Pedro Lupion: No que for necessário, sim. No que for possível, não. O nosso papel é de proteger o setor, de defender os interesses de um setor da economia. Nós somos a bancada ruralista, a gente tem que defender o produtor rural. No que tiver ataque ao nosso setor, seja no direito à propriedade, seja em legislação, seja em prejuízo aos avanços do nosso setor, a gente tem que reagir. Agora, é óbvio que nossa responsabilidade como políticos lá é a criação de pontes para, obviamente, ter um relacionamento melhor e atingir nossos objetivos. Mas, se radicalizarem, a gente também tem que radicalizar.
Por que o governo Bolsonaro foi tão favorável ao agro? Por que o apoio maciço do segmento ao Bolsonaro?
Primeiro, por alinhamento ideológico claro. Acho que a grande maioria da FPA, na época e até hoje, tem um alinhamento ideológico um pouco mais à direita. Então havia essa tranquilidade. Quando Bolsonaro foi eleito, ele inovou; foi atrás das bancadas temáticas pedir apoio para formação de ministérios, e naquele momento achou-se por bem indicar a Tereza Cristina para ser ministra da Agricultura, que fez um belíssimo trabalho. Foi elogiada por todo mundo.
Então é óbvio que, como na época ela era a presidente da FPA, nós acabamos tendo uma ligação muito forte com o governo, inclusive dentro do Ministério da Agricultura. O Ministério do Meio Ambiente acabou tendo uma boa relação conosco também. Não foi um "libera geral", mas nós conseguimos discutir ações e avançar em alguns temas.

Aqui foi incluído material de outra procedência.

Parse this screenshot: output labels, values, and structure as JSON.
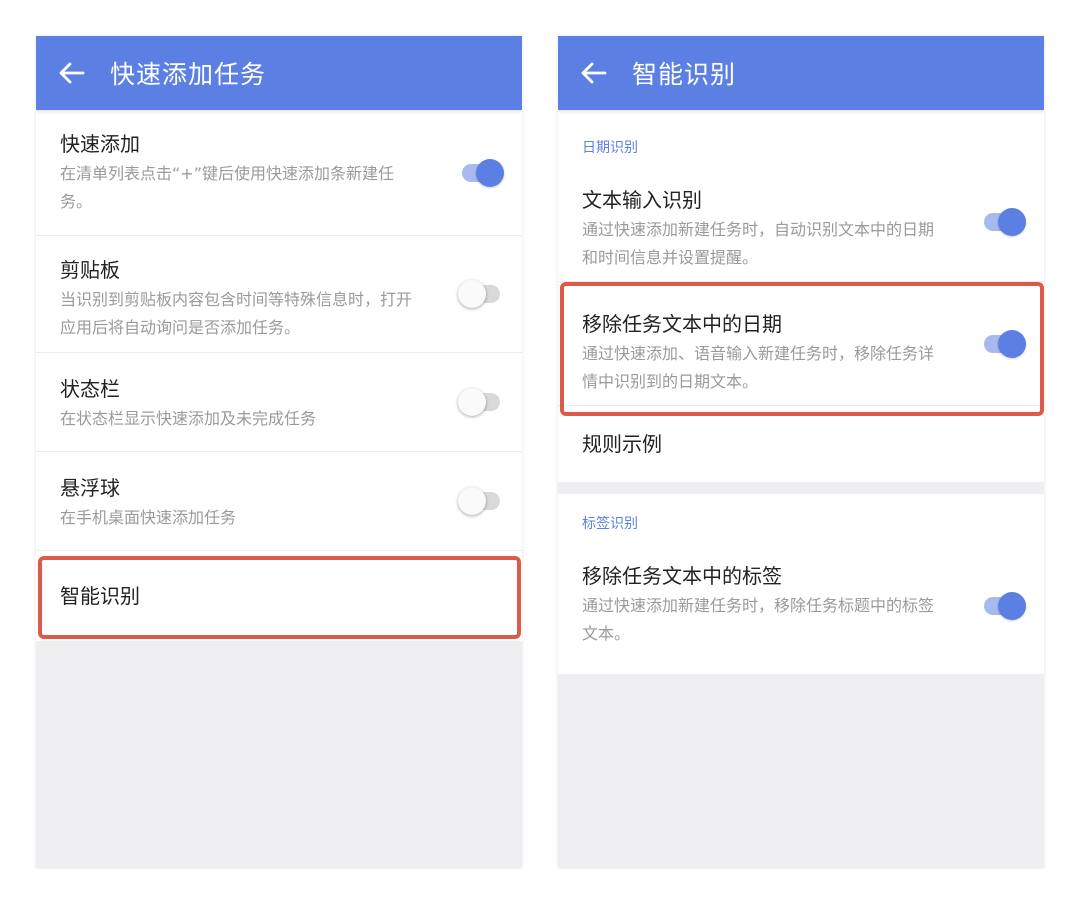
{
  "left": {
    "title": "快速添加任务",
    "items": [
      {
        "title": "快速添加",
        "desc": "在清单列表点击“+”键后使用快速添加条新建任务。",
        "toggle": "on"
      },
      {
        "title": "剪贴板",
        "desc": "当识别到剪贴板内容包含时间等特殊信息时，打开应用后将自动询问是否添加任务。",
        "toggle": "off"
      },
      {
        "title": "状态栏",
        "desc": "在状态栏显示快速添加及未完成任务",
        "toggle": "off"
      },
      {
        "title": "悬浮球",
        "desc": "在手机桌面快速添加任务",
        "toggle": "off"
      },
      {
        "title": "智能识别"
      }
    ]
  },
  "right": {
    "title": "智能识别",
    "sections": [
      {
        "header": "日期识别",
        "items": [
          {
            "title": "文本输入识别",
            "desc": "通过快速添加新建任务时，自动识别文本中的日期和时间信息并设置提醒。",
            "toggle": "on"
          },
          {
            "title": "移除任务文本中的日期",
            "desc": "通过快速添加、语音输入新建任务时，移除任务详情中识别到的日期文本。",
            "toggle": "on"
          },
          {
            "title": "规则示例"
          }
        ]
      },
      {
        "header": "标签识别",
        "items": [
          {
            "title": "移除任务文本中的标签",
            "desc": "通过快速添加新建任务时，移除任务标题中的标签文本。",
            "toggle": "on"
          }
        ]
      }
    ]
  },
  "colors": {
    "accent": "#5b7fe3",
    "highlight": "#dd5a48",
    "background": "#efeff2"
  },
  "icons": {
    "back": "arrow-left-icon"
  }
}
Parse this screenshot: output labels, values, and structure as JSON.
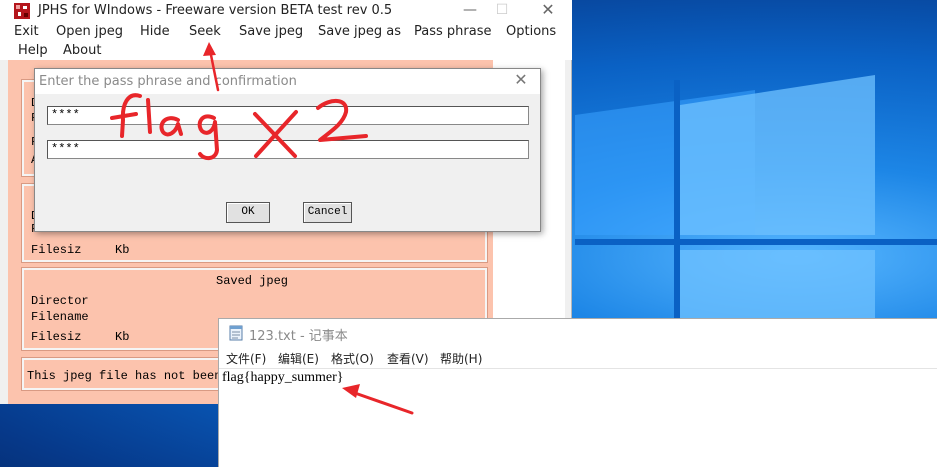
{
  "jphs": {
    "title": "JPHS for WIndows - Freeware version BETA test rev 0.5",
    "menu": [
      "Exit",
      "Open jpeg",
      "Hide",
      "Seek",
      "Save jpeg",
      "Save jpeg as",
      "Pass phrase",
      "Options",
      "Help",
      "About"
    ],
    "labels": {
      "filesize": "Filesiz",
      "kb": "Kb",
      "saved_jpeg": "Saved jpeg",
      "director": "Director",
      "filename": "Filename",
      "status": "This jpeg file has not been"
    },
    "partial_labels": {
      "group1_row1": "D",
      "group1_row2": "F",
      "group1_row3": "F",
      "group1_row4": "A",
      "group2_row1": "D",
      "group2_row2": "F"
    }
  },
  "dialog": {
    "title": "Enter the pass phrase and confirmation",
    "passphrase_value": "****",
    "confirmation_value": "****",
    "ok_label": "OK",
    "cancel_label": "Cancel"
  },
  "annotation": {
    "handwritten_text": "flag x 2"
  },
  "notepad": {
    "title": "123.txt - 记事本",
    "menu": [
      "文件(F)",
      "编辑(E)",
      "格式(O)",
      "查看(V)",
      "帮助(H)"
    ],
    "content": "flag{happy_summer}"
  },
  "colors": {
    "jphs_client": "#fcc3ad",
    "annotation": "#e8262a",
    "desktop": "#0a61c4"
  }
}
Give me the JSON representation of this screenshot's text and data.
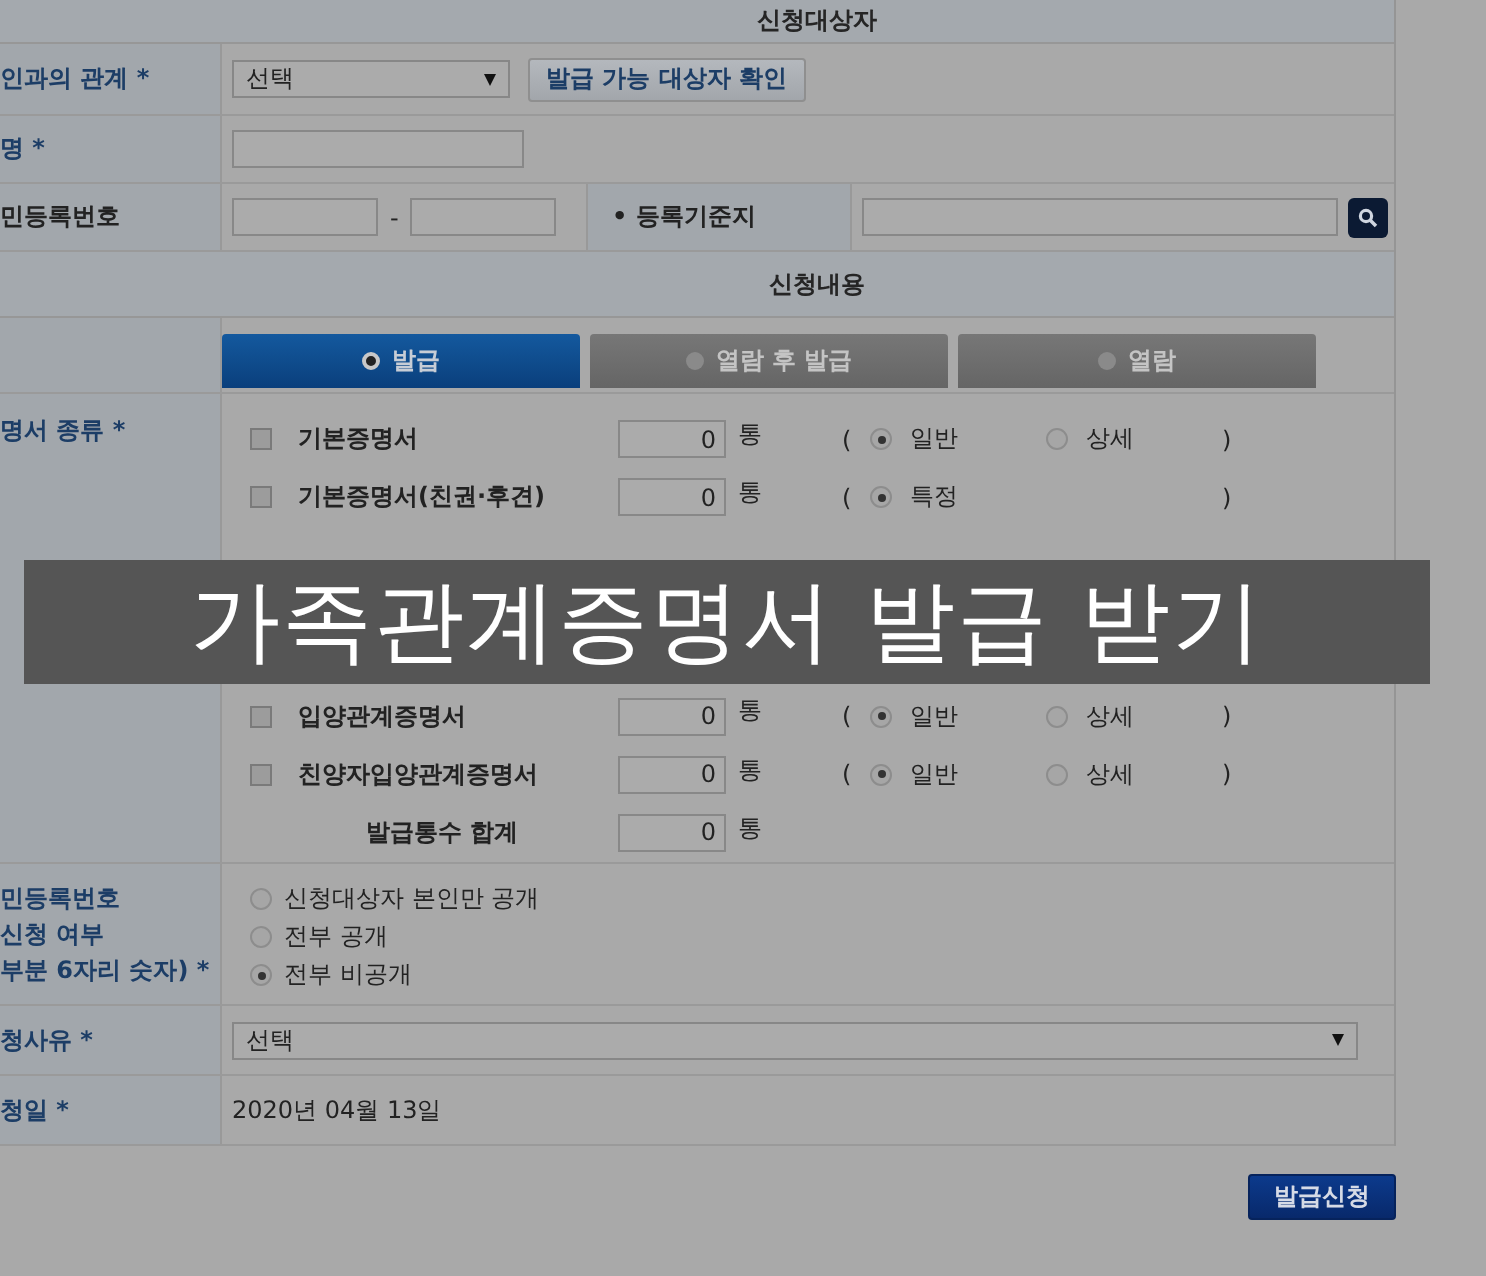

A questão de direito à propriedade e reforma agrária mudou completamente o perfil. Deixou de ser politizada para ser algo de titular efetivamente os assentados, e tirar essas pessoas de movimentos sociais, dando a elas o título da priopriedade para elas serem produtores rurais de verdade. Isso tudo a gente tem que aplaudir, tem que elogiar.
É óbvio que não se espera esse mesmo tipo de relacionamento com o governo do PT. Até porque a campanha eleitoral deixou isso muito claro. Nós fomos atacados algumas vezes, criticados outras, mas até agora o governo [Lula] tem tentado de alguma maneira demonstrar uma certa disposição de diálogo. Em alguns atos não, em algumas situações tem pisado na bola com a equipe de transição, mas tem sempre tentado não ir para o confronto direto.
Qual é o espaço que a esquerda tem na bancda? A esquerda não participa hoje da FPA por que não quer ou por que não seria bem recebida?
Porque não quer. Porque pensa diferente da gente. A esquerda até tem uns parlamentares na FPA - tem do PDT, tem do PSB, tem parlamentares que apoiaram o Lula e são da FPA. É o caso do Neri Geller, do Marcelo Castro (MDB-PI), da Kátia Abreu (PP-TO), do Arnaldo Jardim (Cidadania-SP), que é meu vice-presidente eleito. Não existe esse problema. Não há uma proibição para alguém participar da FPA.
Mas é óbvio que, quando se trata de política de agronegócio e de produção, a gente está falando de direito à propriedade, de multinacionais, de um setor que depende muito de política externa. E isso faz com que o raciocínio, principalmente no que se defende de política de mercado, e de economia, seja diferente.
Como o senhor avalia o trabalho, em relação ao agro, da equipe de transição governamental?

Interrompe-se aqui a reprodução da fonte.